There was an eight percent difference from demographic parity in favor of females, and a four percent difference from demographic parity towards white individuals. When white and black women were compared, white women were favored by seven percent. White men were favored over black men in the algorithm by two percent.
“We considered the tradeoffs between the speed and consistency of automated cropping with the potential risks we saw in this research. One of our conclusions is that not everything on Twitter is a good candidate for an algorithm, and in this case, how to crop an image is a decision best made by people,” said the blog post.
Twitter also tested for “male gaze” after several users complained that the “image cropping chose a woman’s chest or legs as a salient feature.” However, the company did not find “evidence of objectification bias.”
The racial controversy over Twitter’s cropping tool attracted international attention last year when a user named Colin Madland, a Canadian PhD student, noticed that the algorithm would repeatedly choose to show him, rather than his black colleague, when pictures of the two men were displayed. “@Twitter is trash,” he said in a series of tweets discussing the issue in September 2020.
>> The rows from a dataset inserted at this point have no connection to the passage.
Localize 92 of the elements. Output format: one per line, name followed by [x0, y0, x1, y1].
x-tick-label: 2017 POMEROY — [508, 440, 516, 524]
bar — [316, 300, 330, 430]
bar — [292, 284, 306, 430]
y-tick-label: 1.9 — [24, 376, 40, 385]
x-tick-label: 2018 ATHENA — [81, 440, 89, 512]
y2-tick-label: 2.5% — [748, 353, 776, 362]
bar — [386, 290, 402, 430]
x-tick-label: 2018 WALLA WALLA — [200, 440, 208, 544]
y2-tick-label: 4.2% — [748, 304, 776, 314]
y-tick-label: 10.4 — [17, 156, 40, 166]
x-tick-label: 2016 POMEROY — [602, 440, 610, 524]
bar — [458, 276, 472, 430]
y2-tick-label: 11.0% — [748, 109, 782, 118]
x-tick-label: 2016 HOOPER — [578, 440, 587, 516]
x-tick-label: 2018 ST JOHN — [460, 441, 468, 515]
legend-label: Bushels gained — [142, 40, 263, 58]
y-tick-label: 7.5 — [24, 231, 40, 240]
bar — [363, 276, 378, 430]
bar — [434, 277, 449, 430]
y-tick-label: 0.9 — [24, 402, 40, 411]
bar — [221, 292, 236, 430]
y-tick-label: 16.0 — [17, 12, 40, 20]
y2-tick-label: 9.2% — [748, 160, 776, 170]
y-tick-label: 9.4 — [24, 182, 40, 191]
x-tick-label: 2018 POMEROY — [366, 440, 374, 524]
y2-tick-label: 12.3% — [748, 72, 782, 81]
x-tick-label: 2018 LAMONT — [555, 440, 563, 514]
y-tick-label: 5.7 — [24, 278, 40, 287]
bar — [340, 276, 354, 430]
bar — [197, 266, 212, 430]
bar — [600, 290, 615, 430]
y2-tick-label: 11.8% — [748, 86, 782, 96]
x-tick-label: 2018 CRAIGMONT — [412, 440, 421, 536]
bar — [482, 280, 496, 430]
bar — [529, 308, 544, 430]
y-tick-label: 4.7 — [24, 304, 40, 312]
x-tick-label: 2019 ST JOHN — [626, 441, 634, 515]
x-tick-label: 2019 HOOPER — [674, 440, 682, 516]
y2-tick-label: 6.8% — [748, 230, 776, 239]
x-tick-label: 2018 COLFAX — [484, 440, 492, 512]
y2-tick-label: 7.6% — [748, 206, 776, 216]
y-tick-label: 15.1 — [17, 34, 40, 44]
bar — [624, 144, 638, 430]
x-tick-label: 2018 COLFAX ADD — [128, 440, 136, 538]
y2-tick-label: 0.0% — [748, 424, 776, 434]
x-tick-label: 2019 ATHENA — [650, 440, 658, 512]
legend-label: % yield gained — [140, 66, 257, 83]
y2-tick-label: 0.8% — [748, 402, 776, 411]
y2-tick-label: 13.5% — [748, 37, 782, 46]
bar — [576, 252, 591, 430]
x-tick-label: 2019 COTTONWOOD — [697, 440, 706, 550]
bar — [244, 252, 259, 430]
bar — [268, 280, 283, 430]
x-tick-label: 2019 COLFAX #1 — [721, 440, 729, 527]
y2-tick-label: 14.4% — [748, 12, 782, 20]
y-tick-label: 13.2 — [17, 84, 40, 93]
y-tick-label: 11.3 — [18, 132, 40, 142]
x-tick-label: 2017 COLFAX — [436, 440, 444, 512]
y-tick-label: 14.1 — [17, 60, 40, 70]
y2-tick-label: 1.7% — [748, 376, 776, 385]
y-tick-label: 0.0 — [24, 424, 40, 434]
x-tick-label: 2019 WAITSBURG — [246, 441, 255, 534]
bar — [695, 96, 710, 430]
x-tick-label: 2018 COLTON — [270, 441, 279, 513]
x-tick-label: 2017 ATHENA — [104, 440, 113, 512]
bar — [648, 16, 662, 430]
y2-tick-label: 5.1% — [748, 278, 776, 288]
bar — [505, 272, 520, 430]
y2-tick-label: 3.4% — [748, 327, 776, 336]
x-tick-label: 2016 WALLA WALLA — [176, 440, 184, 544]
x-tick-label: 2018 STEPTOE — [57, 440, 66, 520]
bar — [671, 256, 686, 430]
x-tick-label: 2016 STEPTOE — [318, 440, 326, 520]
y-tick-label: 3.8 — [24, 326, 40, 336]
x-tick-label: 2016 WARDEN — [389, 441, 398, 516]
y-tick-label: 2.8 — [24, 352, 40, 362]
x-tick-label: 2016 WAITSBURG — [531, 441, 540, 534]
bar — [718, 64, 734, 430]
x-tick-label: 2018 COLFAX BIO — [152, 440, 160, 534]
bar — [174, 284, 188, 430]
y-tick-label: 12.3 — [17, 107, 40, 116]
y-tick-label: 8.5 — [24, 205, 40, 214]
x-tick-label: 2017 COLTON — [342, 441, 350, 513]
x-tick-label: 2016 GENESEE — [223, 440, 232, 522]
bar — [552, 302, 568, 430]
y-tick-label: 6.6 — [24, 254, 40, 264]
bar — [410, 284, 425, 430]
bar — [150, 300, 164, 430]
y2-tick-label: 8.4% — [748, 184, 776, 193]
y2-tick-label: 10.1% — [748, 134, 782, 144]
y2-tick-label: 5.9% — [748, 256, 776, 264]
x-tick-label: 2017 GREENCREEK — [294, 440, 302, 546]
Madland also found that Zoom’s algorithm constantly removed his colleague’s head when using a virtual background. “Turns out @zoom_us has a crappy face-detection algorithm that erases black faces…and determines that a nice pale globe in the background must be a better face than what should be obvious,” he tweeted.
A study published at the Institute of Electrical and Electronics Engineers (IEEE) in February 2019 evaluated 11 commercial facial recognition systems designed to check a person’s identity. “Lower (darker) skin reflectance was associated with lower efficiency (higher transaction times) and accuracy (lower mated similarity scores),” meaning that the systems were faster and more accurate in processing and identifying people with light skin.
In July 2018, the American Civil Liberties Union (ACLU) published a study on facial analysis with Amazon’s ‘Rekognition’ tool, which was being used by law enforcement agencies in the United States. The study compared public photos of members of the House and Senate and matched them with 25,000 publicly available arrest photos.
The software incorrectly matched 28 members of Congress to other people who have been arrested for a crime. Almost 40 percent of false matches were of people of color, despite accounting for only 20 percent of Congress. “Face surveillance also threatens to chill First Amendment-protected activity like engaging in protest or practicing religion, and it can be used to subject immigrants to further abuse from the government,” the report stated.